With the temperature approaching the mid 90s, I’m reminded of childhood days spent in Locust Grove, GA. Getting off an air conditioned train the heat hit like a backhand slap. The Griers and the Watkins, my father’s and mother’s relatives, lived in and around “The Grove.” I mostly stayed with my father’s side–Uncle Jack, Aunt Zelma, and cousin Wymond. Their house was situated along a dusty red clay road. There was no air conditioning, no TV, no running water. We drew cold water from a well.
Uncle Jack worked in a factory; he also farmed an acre of cotton. My Aunt Zelma sewed plush animals at her day job and then prepared marvelous dinners from produce she grew and chickens she raised, killed, and plucked. Sunday afternoons brought homemade peach ice cream after hot church services at Shoal Creek Baptist.
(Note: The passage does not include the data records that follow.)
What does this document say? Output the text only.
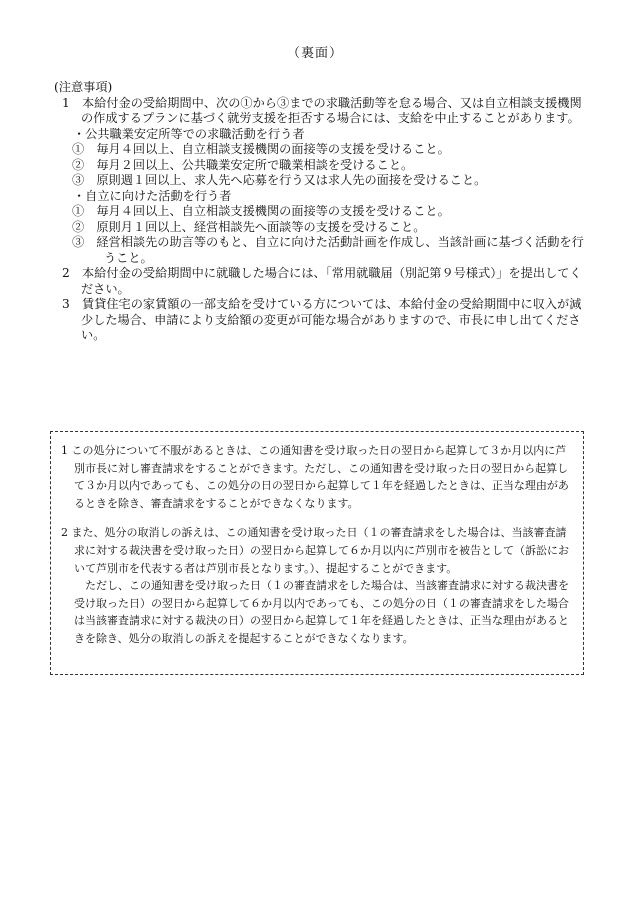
（裏面）
(注意事項)
1　本給付金の受給期間中、次の①から③までの求職活動等を怠る場合、又は自立相談支援機関の作成するプランに基づく就労支援を拒否する場合には、支給を中止することがあります。
・公共職業安定所等での求職活動を行う者
①　毎月４回以上、自立相談支援機関の面接等の支援を受けること。
②　毎月２回以上、公共職業安定所で職業相談を受けること。
③　原則週１回以上、求人先へ応募を行う又は求人先の面接を受けること。
・自立に向けた活動を行う者
①　毎月４回以上、自立相談支援機関の面接等の支援を受けること。
②　原則月１回以上、経営相談先へ面談等の支援を受けること。
③　経営相談先の助言等のもと、自立に向けた活動計画を作成し、当該計画に基づく活動を行うこと。
2　本給付金の受給期間中に就職した場合には、「常用就職届（別記第９号様式）」を提出してください。
3　賃貸住宅の家賃額の一部支給を受けている方については、本給付金の受給期間中に収入が減少した場合、申請により支給額の変更が可能な場合がありますので、市長に申し出てください。
1 この処分について不服があるときは、この通知書を受け取った日の翌日から起算して３か月以内に芦別市長に対し審査請求をすることができます。ただし、この通知書を受け取った日の翌日から起算して３か月以内であっても、この処分の日の翌日から起算して１年を経過したときは、正当な理由があるときを除き、審査請求をすることができなくなります。
2 また、処分の取消しの訴えは、この通知書を受け取った日（１の審査請求をした場合は、当該審査請求に対する裁決書を受け取った日）の翌日から起算して６か月以内に芦別市を被告として（訴訟において芦別市を代表する者は芦別市長となります。）、提起することができます。
ただし、この通知書を受け取った日（１の審査請求をした場合は、当該審査請求に対する裁決書を受け取った日）の翌日から起算して６か月以内であっても、この処分の日（１の審査請求をした場合は当該審査請求に対する裁決の日）の翌日から起算して１年を経過したときは、正当な理由があるときを除き、処分の取消しの訴えを提起することができなくなります。
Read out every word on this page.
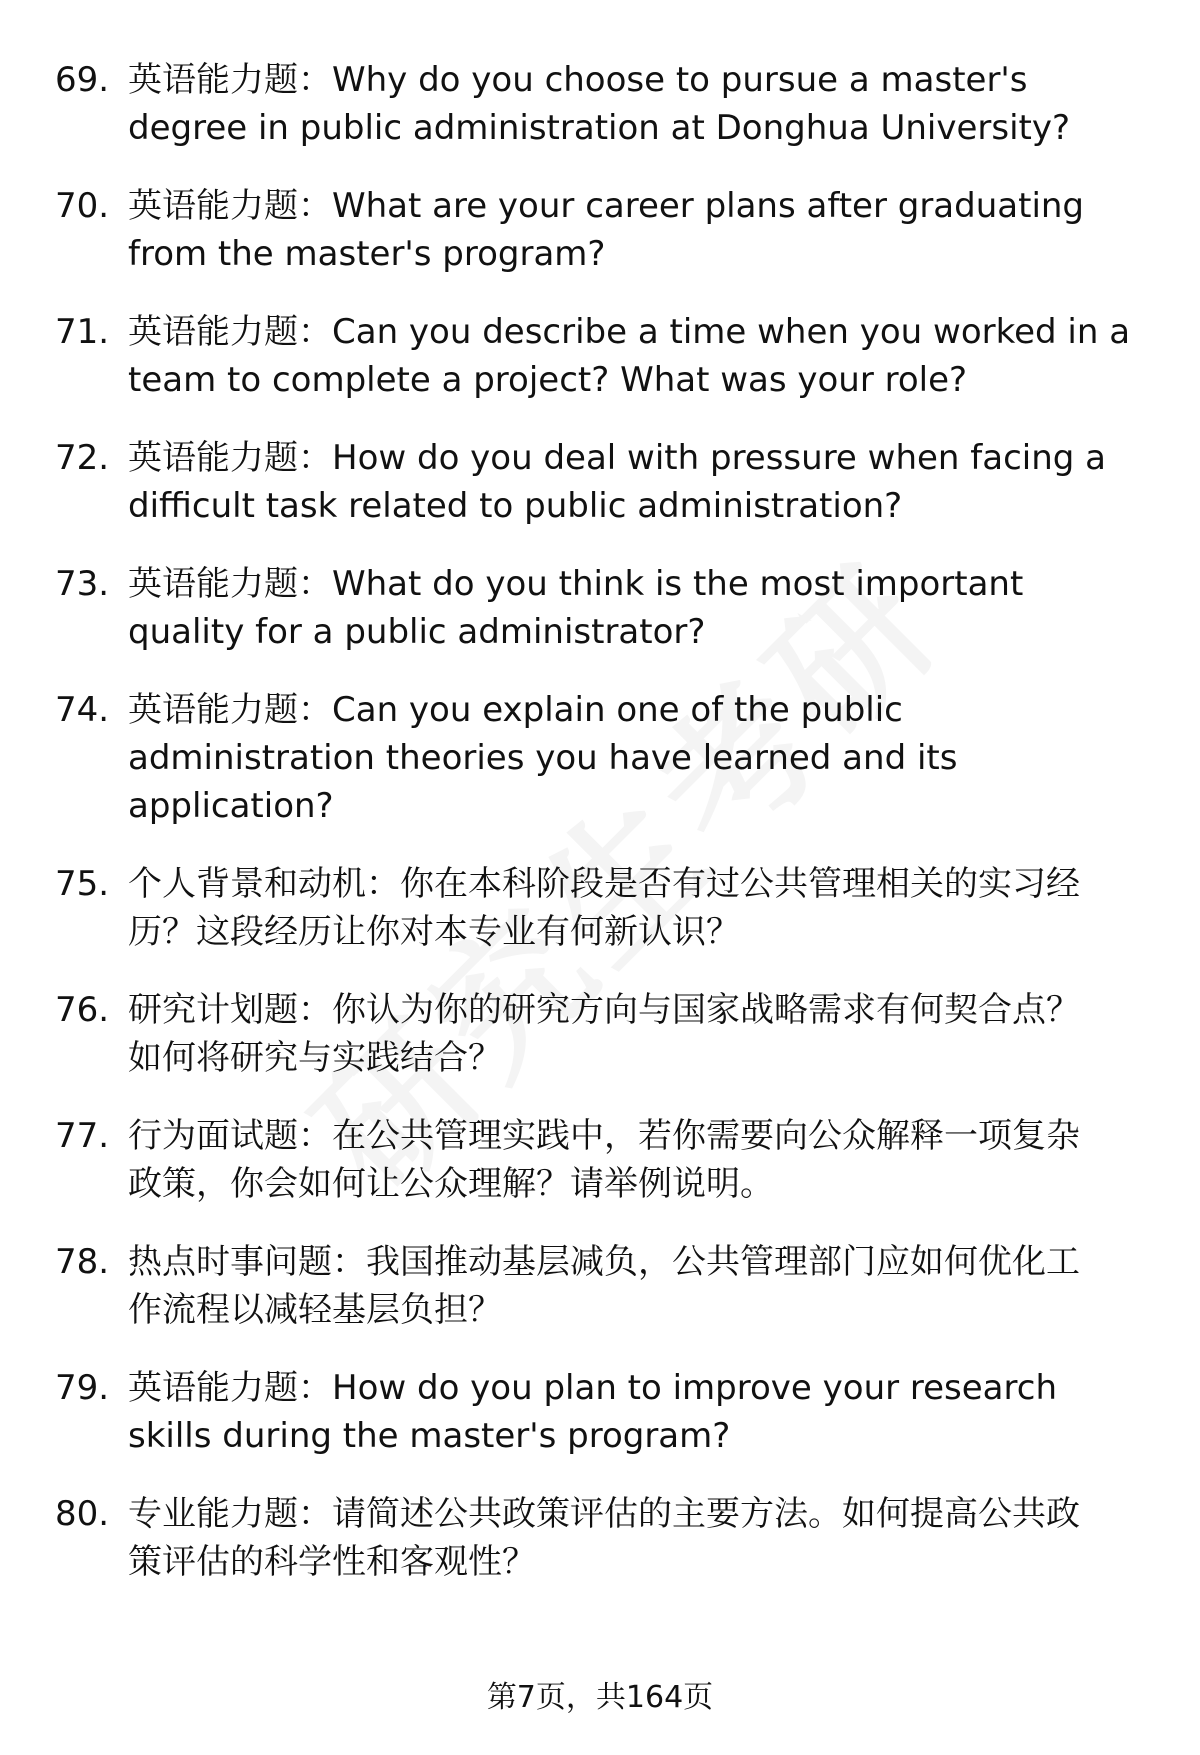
69. 英语能力题：Why do you choose to pursue a master's
degree in public administration at Donghua University?
70. 英语能力题：What are your career plans after graduating
from the master's program?
71. 英语能力题：Can you describe a time when you worked in a
team to complete a project? What was your role?
72. 英语能力题：How do you deal with pressure when facing a
difficult task related to public administration?
73. 英语能力题：What do you think is the most important
quality for a public administrator?
74. 英语能力题：Can you explain one of the public
administration theories you have learned and its
application?
75. 个人背景和动机：你在本科阶段是否有过公共管理相关的实习经
历？这段经历让你对本专业有何新认识？
76. 研究计划题：你认为你的研究方向与国家战略需求有何契合点？
如何将研究与实践结合？
77. 行为面试题：在公共管理实践中，若你需要向公众解释一项复杂
政策，你会如何让公众理解？请举例说明。
78. 热点时事问题：我国推动基层减负，公共管理部门应如何优化工
作流程以减轻基层负担？
79. 英语能力题：How do you plan to improve your research
skills during the master's program?
80. 专业能力题：请简述公共政策评估的主要方法。如何提高公共政
策评估的科学性和客观性？
第7页，共164页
Relatives on my mother’s side were of the same resourceful bent. They raised their families under the difficult conditions prevalent in the South of the late 50s. They ran small farms and built their own homes.
I write all of this because after the panel discussion, the final public event of White People: A Retrospective, I was approached by a young lady who asked why I included hicks in the exhibit. She was referring to the photograph that accompanies this post. I never–ever–met a person I considered a “hick.” I met and photographed people who lived under different circumstances than I did. In many cases they were resourceful men and women who did what was required to survive. Hicks, they were not.